Covenant communities in the charismatic movement had early disagreements over how hierarchical the movement should be, Flaherty says. Given the fact that they are nestled within the Catholic Church—Pope Paul VI legitimized them in 1973—yet also ecumenical, the movement struggled to balance different leadership preferences. Some wanted a central authority, while others thought it should be more localized.
Flaherty says the Protestant tradition could sometimes be at odds with Catholic submission to the pope’s authority. In theory, the goal of ecumenical life was “we’re all shoulder to shoulder and we respect our differences,” he says, but reality was more complicated.
At other times, hierarchy could be leveraged as a form of control, he says. Covenant communities are structured around male leadership, not just of pastors but also of husbands, who are heads of their households. Those who questioned the chain of leadership might be reminded of their place in that structure.

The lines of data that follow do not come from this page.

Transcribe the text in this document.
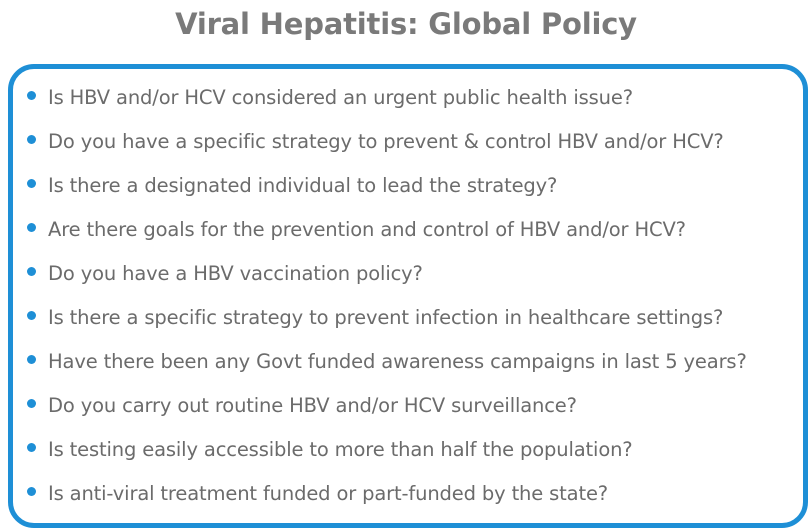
Viral Hepatitis: Global Policy
Is HBV and/or HCV considered an urgent public health issue?
Do you have a specific strategy to prevent & control HBV and/or HCV?
Is there a designated individual to lead the strategy?
Are there goals for the prevention and control of HBV and/or HCV?
Do you have a HBV vaccination policy?
Is there a specific strategy to prevent infection in healthcare settings?
Have there been any Govt funded awareness campaigns in last 5 years?
Do you carry out routine HBV and/or HCV surveillance?
Is testing easily accessible to more than half the population?
Is anti-viral treatment funded or part-funded by the state?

Meanwhile, the governance of L’Arche communities can vary depending on financial needs and national laws. In the United States, all homes are independent nonprofits, but some management responsibilities, including funding and regulation, fall to the national organization.
Giddings notes that an organization can get bogged down in management instead of reflecting on and demonstrating its purpose. The larger network can help with that part, she says, but ultimately, it’s up to each smaller community. “Community is an organization, sure, but you have to leave space for community life to be organic and not tied to a particular model or structure,” she says. “As people come into the community, there needs to be space for people to find their sense of belonging and be creative in that.”
At Reba Place, “our structures have always grown out of our organic life together in terms of what we need,” Frantz says. “We continue to experiment and designate the leadership we feel we need and want at a given period of our life history.” Members elect a community leader for a three-year term. Frantz, who is in his second term, worked with a team of other coleaders during his first term.
Terrell’s experience echoes Giddings’ advice. “The reason why [the Catholic Worker movement] continues to exist is that it doesn’t try to persist,” he says. Once a movement files to become a 501(c)(3) and sets up a leadership structure, it shifts energy to sustaining itself. Terrell worries that institutions risk becoming too rich. “It’s OK for us to be scrambling for money or be in debt,” he says. “That’s our vocation. Dorothy talked about precarity as being a goal, not something to be concerned about or fixed on.”
Living in the spirit of love
For Frantz, community life provides a needed counterbalance to today’s polarization, since it commits one to “decision making that takes into consideration: What’s good for everyone? What is the common good?” Asking and answering those questions takes practice.
For Terrell, today’s seekers of intentional life should think creatively and envision new possibilities, even if it means changing the mission. As society changes with the movement of people, ideas, and goods, so should the church. Some intentional communities may choose to close. Just last year, the Day House in Detroit closed due to lack of worker interest and financial resources after serving the community for more than 45 years. Some may redefine themselves in a new era, as L’Arche is doing.
Terrell quotes Thomas Merton, who chastised the church for an overemphasis on institutionalization:
“Obviously, there must be “durable institutions” and there must be organization. But love is more important than organizations and a small, apparently insignificant and disorganized circle of friends united by love and a common venture in Christian witness may be of far greater value to the church than an apparently thriving organization that is in reality permeated with the frenzies of activistic and ambitious willfulness.”
Summed up: Love is the most important thing.